The center has a campus arrangement of four buildings, three of which (two mansions and a carriage house) are rented from the city for $1.00 per year. The fourth structure houses newly built kilns.

==PCA buildings==
For the industrialists in the early 1900s, a major living area was Pittsburgh's East End, where a building boom was underway. A parade of mansions were commissioned along Fifth Avenue to what became known as “Millionaires Row” for some of the wealthiest and most celebrated families in Pittsburgh, such as the Mellons, the Benedums, and the Fricks.

In 1909, one of the most impressive mansions built was the 65-room Richard Beatty Mellon House on the 11 acre of land bordering Fifth Avenue, Shady Avenue and Beechwood Boulevard on what is now known as Mellon Park. Richard Beatty Mellon and his wife Jennie King Mellon raised two children, Sarah Cordelia King Mellon and Richard King Mellon. Jennie King Mellon had a love for flowers and had two very large flower gardens facing Beechwood Boulevard, which still exists in Mellon Park today. Next to the mansion was a garage and carriage house, which housed servants on the second floor. This carriage house was donated to the City and is now the Phipps Garden Center. The 65-room mansion was torn down in 1941.

In 1904, there was another earlier Tudor revival mansion built on the Mellon Estate. It was given as a wedding gift in 1927 to Richard Beatty's daughter Sarah, who married Alan Magee Scaife, fifth generation industrialist and the Director of Mellon National Bank. In February 1946, the Scaifes also donated their home and property to the City. This mansion is now the Scaife Building that houses the Pittsburgh Center for the Arts School.

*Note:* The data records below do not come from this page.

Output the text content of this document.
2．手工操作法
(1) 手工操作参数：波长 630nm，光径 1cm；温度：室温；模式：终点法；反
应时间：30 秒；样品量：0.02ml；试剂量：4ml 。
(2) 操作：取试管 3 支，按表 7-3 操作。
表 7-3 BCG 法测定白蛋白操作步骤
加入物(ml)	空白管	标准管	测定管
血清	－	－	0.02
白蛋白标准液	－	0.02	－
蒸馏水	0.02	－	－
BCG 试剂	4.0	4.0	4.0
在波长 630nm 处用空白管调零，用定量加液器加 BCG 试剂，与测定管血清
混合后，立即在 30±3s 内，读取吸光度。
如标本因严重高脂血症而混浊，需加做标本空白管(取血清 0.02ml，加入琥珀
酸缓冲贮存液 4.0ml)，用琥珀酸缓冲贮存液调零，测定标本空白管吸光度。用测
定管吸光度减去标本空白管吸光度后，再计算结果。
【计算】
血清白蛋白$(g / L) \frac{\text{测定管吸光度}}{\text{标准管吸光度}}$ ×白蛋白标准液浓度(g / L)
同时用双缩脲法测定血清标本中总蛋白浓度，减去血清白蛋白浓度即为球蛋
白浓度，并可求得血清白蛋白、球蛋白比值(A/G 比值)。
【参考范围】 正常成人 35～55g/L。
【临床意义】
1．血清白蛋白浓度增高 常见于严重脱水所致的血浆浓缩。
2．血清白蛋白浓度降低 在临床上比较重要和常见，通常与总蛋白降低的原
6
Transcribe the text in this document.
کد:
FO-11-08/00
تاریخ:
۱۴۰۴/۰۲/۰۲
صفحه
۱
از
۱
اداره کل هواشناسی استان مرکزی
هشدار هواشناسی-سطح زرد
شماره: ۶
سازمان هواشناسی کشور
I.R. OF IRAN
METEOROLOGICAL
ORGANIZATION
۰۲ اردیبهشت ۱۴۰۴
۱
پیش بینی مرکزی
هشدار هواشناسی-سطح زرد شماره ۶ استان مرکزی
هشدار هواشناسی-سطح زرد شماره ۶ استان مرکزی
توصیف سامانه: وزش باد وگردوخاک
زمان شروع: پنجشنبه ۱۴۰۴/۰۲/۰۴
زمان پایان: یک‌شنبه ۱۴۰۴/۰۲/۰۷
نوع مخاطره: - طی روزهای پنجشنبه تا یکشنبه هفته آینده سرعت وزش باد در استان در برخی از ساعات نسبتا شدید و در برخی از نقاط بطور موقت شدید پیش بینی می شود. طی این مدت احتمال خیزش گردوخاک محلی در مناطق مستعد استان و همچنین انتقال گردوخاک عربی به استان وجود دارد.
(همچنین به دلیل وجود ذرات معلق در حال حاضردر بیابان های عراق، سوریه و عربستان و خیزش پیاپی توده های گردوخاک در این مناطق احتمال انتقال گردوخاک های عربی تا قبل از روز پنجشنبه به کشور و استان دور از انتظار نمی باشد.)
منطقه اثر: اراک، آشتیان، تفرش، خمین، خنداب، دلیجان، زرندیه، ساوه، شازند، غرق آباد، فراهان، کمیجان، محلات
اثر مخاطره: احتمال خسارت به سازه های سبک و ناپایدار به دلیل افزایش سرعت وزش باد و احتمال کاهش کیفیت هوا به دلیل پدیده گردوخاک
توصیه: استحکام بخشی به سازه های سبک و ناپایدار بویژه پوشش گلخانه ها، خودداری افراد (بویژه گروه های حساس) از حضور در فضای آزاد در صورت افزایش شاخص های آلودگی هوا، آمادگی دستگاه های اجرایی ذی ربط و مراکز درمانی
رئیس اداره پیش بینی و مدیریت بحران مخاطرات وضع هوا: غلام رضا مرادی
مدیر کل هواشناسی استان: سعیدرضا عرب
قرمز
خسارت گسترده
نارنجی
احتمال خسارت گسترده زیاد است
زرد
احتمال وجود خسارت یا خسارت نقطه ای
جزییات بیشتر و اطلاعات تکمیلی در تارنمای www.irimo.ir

Next door to the Mellon Estate, on the corner of Fifth and Shady Avenues, Charles D. Marshall, president and co-owner of the McClintic-Marshall Construction Company, which later became Bethlehem Steel, built his mansion. Completed in 1912, the Marshall mansion was an impressive formal 17th-Century Carolean-inspired building. In 1943, Charles Marshall also donated his house at 6300 Fifth Avenue to the city. The city was responsible for only the exterior maintenance. The Marshall mansion became the Arts and Crafts Center of Pittsburgh in 1945. In 1980, the name was again changed to what is now known as the Pittsburgh Center for the Arts.